While the program has achieved some level of success, it has limitations; namely market demand, compatibility issues and VA mission requirements. By understanding its strengths and constraints the Department is moving toward further application of this authority as an important tool in its capital asset program.
Pilot Asset Disposal Program
The Department is proposing a pilot program to significantly improve its management of capital resources by encouraging and streamlining the process of converting properties we no longer need into active assets. This proposal would allow the VA to dispose of these properties (including land, structures or any equipment associated with the property) by sale, transfer, or exchange, and to reinvest the bulk of the proceeds to support it’s healthcare program. The pilot would be restricted to thirty dispositions over its 5-year life.
Disposal is currently a cumbersome and lengthy process with limited benefits to VA. For example, to dispose of property with an estimated value over $50,000, the asset must first be reported to Congress in an annual budget submittal.

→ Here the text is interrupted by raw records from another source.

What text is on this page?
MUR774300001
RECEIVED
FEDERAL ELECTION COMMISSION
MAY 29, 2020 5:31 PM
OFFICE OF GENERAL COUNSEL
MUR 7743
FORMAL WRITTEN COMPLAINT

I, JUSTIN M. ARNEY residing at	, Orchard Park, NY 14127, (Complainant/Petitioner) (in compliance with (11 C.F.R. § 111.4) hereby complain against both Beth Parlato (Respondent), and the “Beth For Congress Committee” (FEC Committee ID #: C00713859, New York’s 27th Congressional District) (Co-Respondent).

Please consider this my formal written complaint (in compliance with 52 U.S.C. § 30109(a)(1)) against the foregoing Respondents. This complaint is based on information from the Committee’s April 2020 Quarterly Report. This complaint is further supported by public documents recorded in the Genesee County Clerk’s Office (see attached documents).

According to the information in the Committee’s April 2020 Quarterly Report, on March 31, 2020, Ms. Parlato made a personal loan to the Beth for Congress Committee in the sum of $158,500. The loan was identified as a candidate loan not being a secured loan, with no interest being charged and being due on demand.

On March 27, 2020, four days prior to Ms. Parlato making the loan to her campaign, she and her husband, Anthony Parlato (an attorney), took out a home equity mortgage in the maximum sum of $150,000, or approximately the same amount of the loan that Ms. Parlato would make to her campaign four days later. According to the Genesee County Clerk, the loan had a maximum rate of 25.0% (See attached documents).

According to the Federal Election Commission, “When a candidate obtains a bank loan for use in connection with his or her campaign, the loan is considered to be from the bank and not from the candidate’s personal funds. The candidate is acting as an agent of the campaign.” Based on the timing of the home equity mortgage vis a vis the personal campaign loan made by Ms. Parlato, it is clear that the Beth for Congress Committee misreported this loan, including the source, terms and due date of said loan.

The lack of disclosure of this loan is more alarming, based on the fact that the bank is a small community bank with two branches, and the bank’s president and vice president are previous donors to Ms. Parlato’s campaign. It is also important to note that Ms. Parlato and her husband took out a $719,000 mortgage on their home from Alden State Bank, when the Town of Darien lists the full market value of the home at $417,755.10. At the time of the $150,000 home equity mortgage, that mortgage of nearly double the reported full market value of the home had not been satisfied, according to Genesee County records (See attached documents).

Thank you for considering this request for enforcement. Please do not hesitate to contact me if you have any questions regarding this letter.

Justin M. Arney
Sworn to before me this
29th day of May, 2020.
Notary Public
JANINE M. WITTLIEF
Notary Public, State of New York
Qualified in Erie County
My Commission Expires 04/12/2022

Then VA must transfer the surplus property to GSA for disposal. Before GSA can attempt to sell the asset to the private sector, they must offer it to other federal agencies, then to State, local and qualifying non-profit organizations. Disposals must also comply with the Stewart B. McKinney Homeless Assistance Act that requires that excess property be offered to homeless organizations at no cost. GSA is also authorized to offer discounts of up to 100% to public and non-profit institutions. Any proceeds realized by VA after covering GSA’s expenses of the disposal are deposited into the Nursing Home Revolving Fund. These monies can then only be used to build nursing homes -- currently not a VA priority need.

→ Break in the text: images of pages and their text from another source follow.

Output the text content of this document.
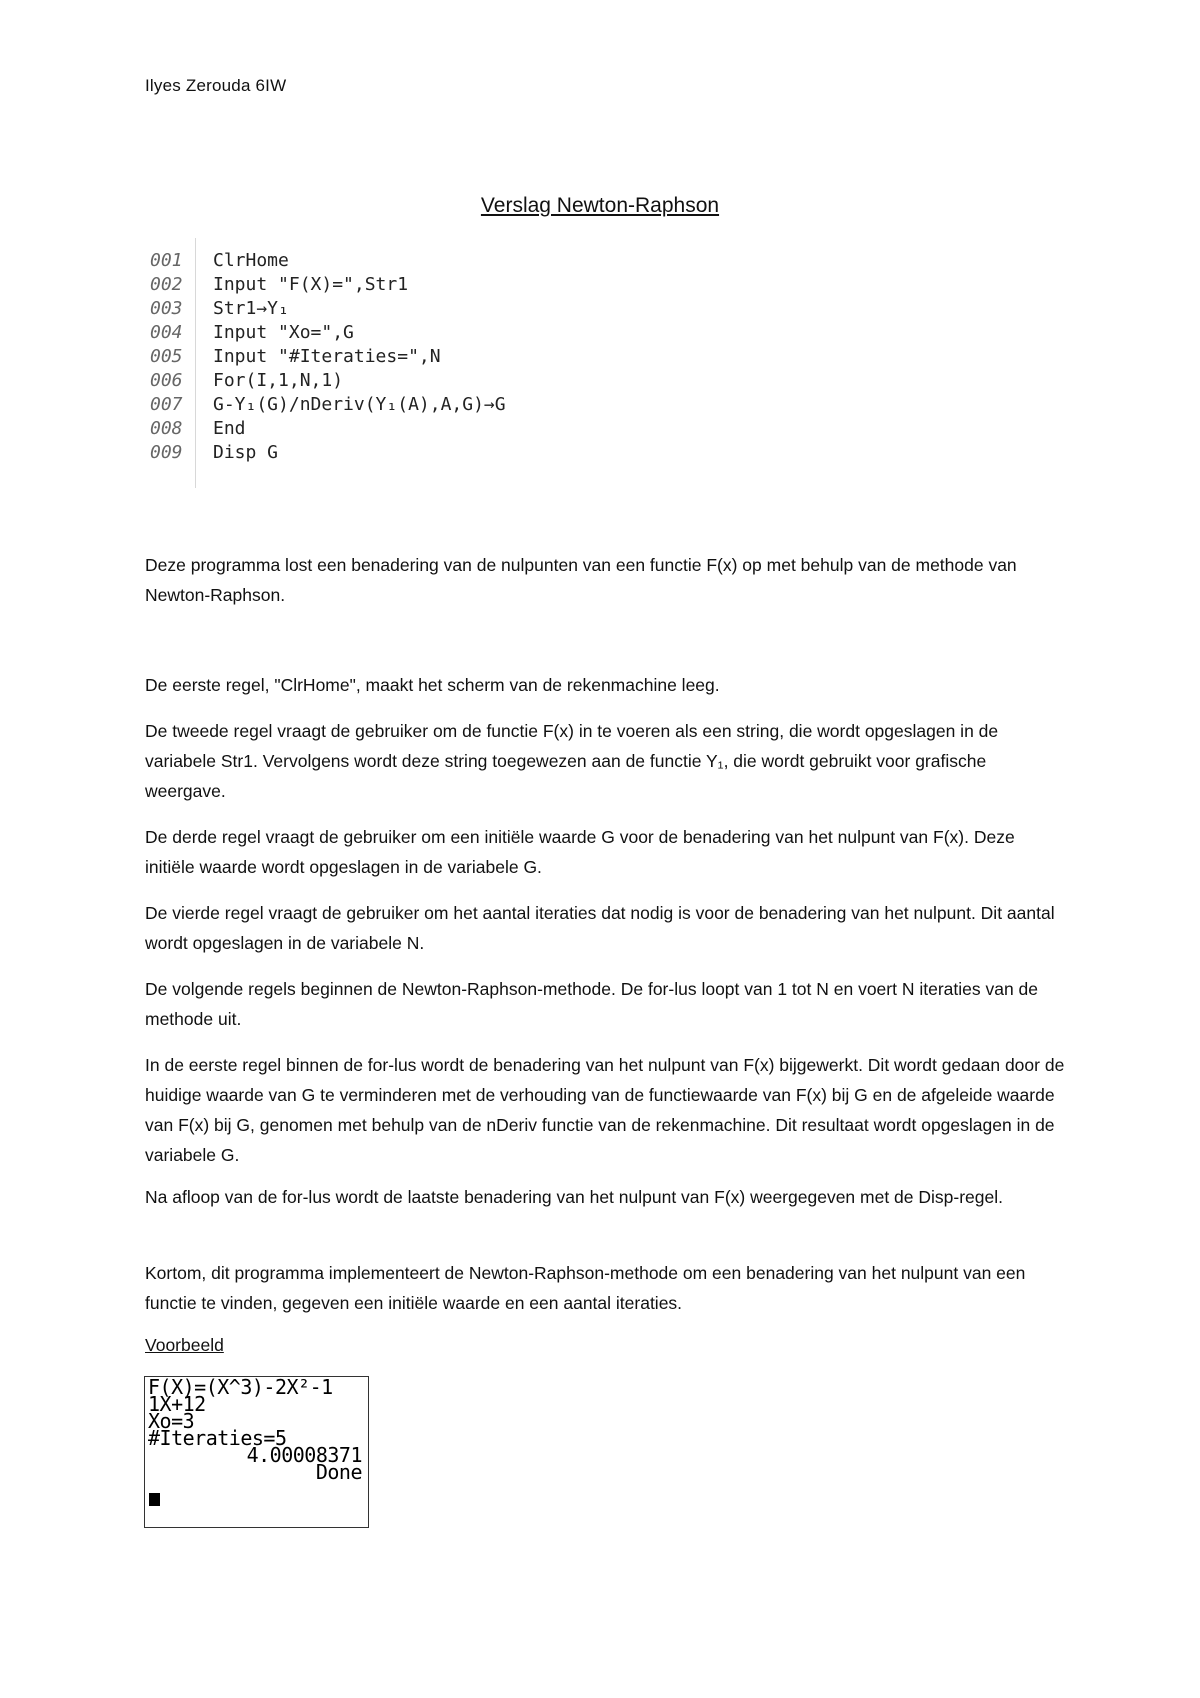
Ilyes Zerouda 6IW
Verslag Newton-Raphson
001	ClrHome
002	Input "F(X)=",Str1
003	Str1→Y₁
004	Input "Xo=",G
005	Input "#Iteraties=",N
006	For(I,1,N,1)
007	G-Y₁(G)/nDeriv(Y₁(A),A,G)→G
008	End
009	Disp G
Deze programma lost een benadering van de nulpunten van een functie F(x) op met behulp van de methode van Newton-Raphson.
De eerste regel, "ClrHome", maakt het scherm van de rekenmachine leeg.
De tweede regel vraagt de gebruiker om de functie F(x) in te voeren als een string, die wordt opgeslagen in de variabele Str1. Vervolgens wordt deze string toegewezen aan de functie Y₁, die wordt gebruikt voor grafische weergave.
De derde regel vraagt de gebruiker om een initiële waarde G voor de benadering van het nulpunt van F(x). Deze initiële waarde wordt opgeslagen in de variabele G.
De vierde regel vraagt de gebruiker om het aantal iteraties dat nodig is voor de benadering van het nulpunt. Dit aantal wordt opgeslagen in de variabele N.
De volgende regels beginnen de Newton-Raphson-methode. De for-lus loopt van 1 tot N en voert N iteraties van de methode uit.
In de eerste regel binnen de for-lus wordt de benadering van het nulpunt van F(x) bijgewerkt. Dit wordt gedaan door de huidige waarde van G te verminderen met de verhouding van de functiewaarde van F(x) bij G en de afgeleide waarde van F(x) bij G, genomen met behulp van de nDeriv functie van de rekenmachine. Dit resultaat wordt opgeslagen in de variabele G.
Na afloop van de for-lus wordt de laatste benadering van het nulpunt van F(x) weergegeven met de Disp-regel.
Kortom, dit programma implementeert de Newton-Raphson-methode om een benadering van het nulpunt van een functie te vinden, gegeven een initiële waarde en een aantal iteraties.
Voorbeeld
F(X)=(X^3)-2X²-1
1X+12
Xo=3
#Iteraties=5
4.00008371
Done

We propose to establish a Capital Asset Fund. All net proceeds of disposals will be reinvested into the system’s capital requirements. Allowable deductions would include all costs of disposing of the asset such as site preparation, demolition, administrative expenses etc. This fund will have a cap of $50 million, with excess proceeds to be transferred to the minor construction program.

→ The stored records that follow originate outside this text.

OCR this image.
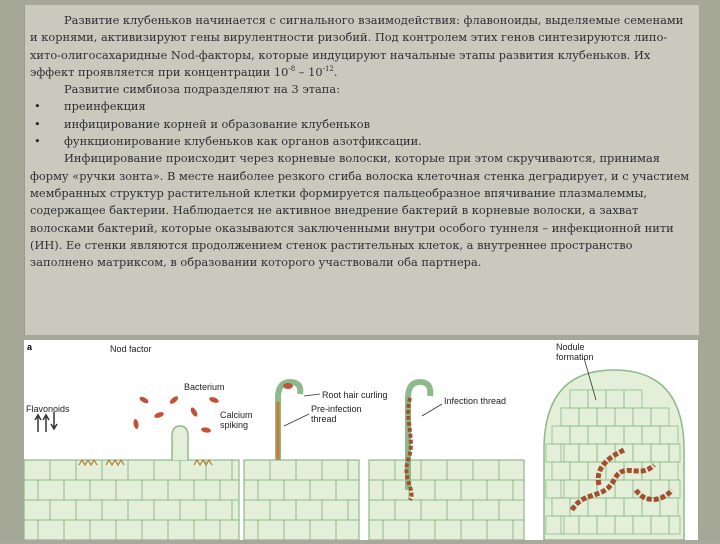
Развитие клубеньков начинается с сигнального взаимодействия: флавоноиды, выделяемые семенами и корнями, активизируют гены вирулентности ризобий. Под контролем этих генов синтезируются липо-хито-олигосахаридные Nod-факторы, которые индуцируют начальные этапы развития клубеньков. Их эффект проявляется при концентрации $10^{-8} - 10^{-12}$.

Развитие симбиоза подразделяют на 3 этапа:

• преинфекция

• инфицирование корней и образование клубеньков

• функционирование клубеньков как органов азотфиксации.

Инфицирование происходит через корневые волоски, которые при этом скручиваются, принимая форму «ручки зонта». В месте наиболее резкого сгиба волоска клеточная стенка деградирует, и с участием мембранных структур растительной клетки формируется пальцеобразное впячивание плазмалеммы, содержащее бактерии. Наблюдается не активное внедрение бактерий в корневые волоски, а захват волосками бактерий, которые оказываются заключенными внутри особого туннеля – инфекционной нити (ИН). Ее стенки являются продолжением стенок растительных клеток, а внутреннее пространство заполнено матриксом, в образовании которого участвовали оба партнера.

a	Nod factor
Flavonoids
Bacterium
Calcium
spiking
Root hair curling
Pre-infection
thread
Infection thread
Nodule
formation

The pilot would raise the threshold for reporting disposals in an annual budget document from $50,000 to an amount equal to the cost of a major medical facility project (currently $4 million). For disposals under this threshold a notice of intent would be provided to the local community and the congressional committees.
We also propose an innovative approach to supporting the homeless by requiring that 10% of the proceeds from these disposals, after expenses, be transferred to the Department of Housing and Urban Development to be directed to local homeless assistance groups, which would include support for veterans. Homeless assistance groups would continue to benefit from the disposal of VA surplus property, consistent with the spirit and intent of the McKinney Act.
Because of the resources that will directly benefit VA programs, the Department will move quickly to establish procedures to implement this authority, as an additional tool in our overall Asset Management program.
Mr. Chairman, our objective is to ensure that VA capital assets are utilized in ways that bring the greatest value to the Department at the lowest cost. We believe the areas that I have discussed here this morning illustrate the Department’s efforts to continue to move forward in this area. This concludes my opening statement and I would be pleased to answer any questions you or the members of the committee may have.